A two-decade truce that has seen members of the World Trade Organization avoid filing "non-violation complaints and situations" for intellectual property rights may not last another year as the U.S. and Switzerland increasingly want to fight denials of patents and compulsory licensing of some key drugs, The Hindu reported.
A proposal to continue the moratorium in place since 1995 was made on behalf of 19 countries, including India and China, The Hindu said. But if the U.S., Switzerland and other nations work to oppose the continuation, litigation at the trade body may pick up pace on intellectual property (IP) disputes.

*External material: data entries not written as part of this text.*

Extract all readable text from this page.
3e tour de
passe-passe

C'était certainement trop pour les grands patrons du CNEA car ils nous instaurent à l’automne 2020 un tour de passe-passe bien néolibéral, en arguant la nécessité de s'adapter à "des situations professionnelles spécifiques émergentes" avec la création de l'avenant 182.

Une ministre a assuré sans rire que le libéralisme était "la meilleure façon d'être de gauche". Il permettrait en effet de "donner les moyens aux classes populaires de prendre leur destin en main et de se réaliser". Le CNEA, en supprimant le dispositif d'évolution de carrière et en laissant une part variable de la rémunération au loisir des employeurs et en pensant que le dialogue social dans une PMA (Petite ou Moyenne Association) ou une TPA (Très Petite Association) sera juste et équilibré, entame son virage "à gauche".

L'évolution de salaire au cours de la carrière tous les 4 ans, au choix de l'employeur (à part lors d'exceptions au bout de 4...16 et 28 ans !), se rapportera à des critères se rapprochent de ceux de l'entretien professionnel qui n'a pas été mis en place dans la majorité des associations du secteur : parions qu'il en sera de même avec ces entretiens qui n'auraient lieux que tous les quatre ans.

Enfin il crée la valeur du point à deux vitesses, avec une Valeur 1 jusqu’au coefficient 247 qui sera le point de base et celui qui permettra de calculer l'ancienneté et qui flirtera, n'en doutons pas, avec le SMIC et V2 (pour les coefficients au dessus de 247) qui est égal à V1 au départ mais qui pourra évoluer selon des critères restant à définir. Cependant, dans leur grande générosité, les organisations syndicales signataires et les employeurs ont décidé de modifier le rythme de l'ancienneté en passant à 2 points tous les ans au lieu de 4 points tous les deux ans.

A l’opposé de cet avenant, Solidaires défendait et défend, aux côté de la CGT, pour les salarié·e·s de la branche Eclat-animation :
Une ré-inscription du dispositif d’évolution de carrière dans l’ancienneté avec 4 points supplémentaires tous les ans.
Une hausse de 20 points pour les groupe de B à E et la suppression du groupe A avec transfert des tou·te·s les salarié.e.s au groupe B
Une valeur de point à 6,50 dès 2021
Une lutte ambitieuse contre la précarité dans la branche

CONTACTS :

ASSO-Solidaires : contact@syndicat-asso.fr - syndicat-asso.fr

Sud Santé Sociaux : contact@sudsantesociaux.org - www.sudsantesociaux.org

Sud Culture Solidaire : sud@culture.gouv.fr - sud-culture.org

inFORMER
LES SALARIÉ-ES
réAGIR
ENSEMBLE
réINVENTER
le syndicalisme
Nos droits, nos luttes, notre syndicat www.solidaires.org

The newspaper said of particular concern was the use of Section 3(d) of the India Patents Act (1970), citing the Regulatory Affairs Professionals Society. The section was used by the Indian Patent Office to deny patents U.S.-based Gilead Sciences ($GILD) hepatitis C drug Sovaldi and cancer drug Glivec/Gleevec from Swiss-based Novartis ($NVS).
|U.S. Trade Representative Michael Froman|
India, along with Thailand and Indonesia, has also used the compulsory license provisions under the WTO's Trade-Related Intellectual Property Rights (TRIPs) framework more widely than many other countries to allow copies of drugs deemed critical.
The tussle over IP generally is a regular feature of the U.S. Trade Representative's Priority Watch List, released in May, for insufficient intellectual-property protection with China, India, Indonesia, Kuwait, Pakistan, Russia and Thailand among 13 nations the USTR said it has "the most significant concerns" about in 2015.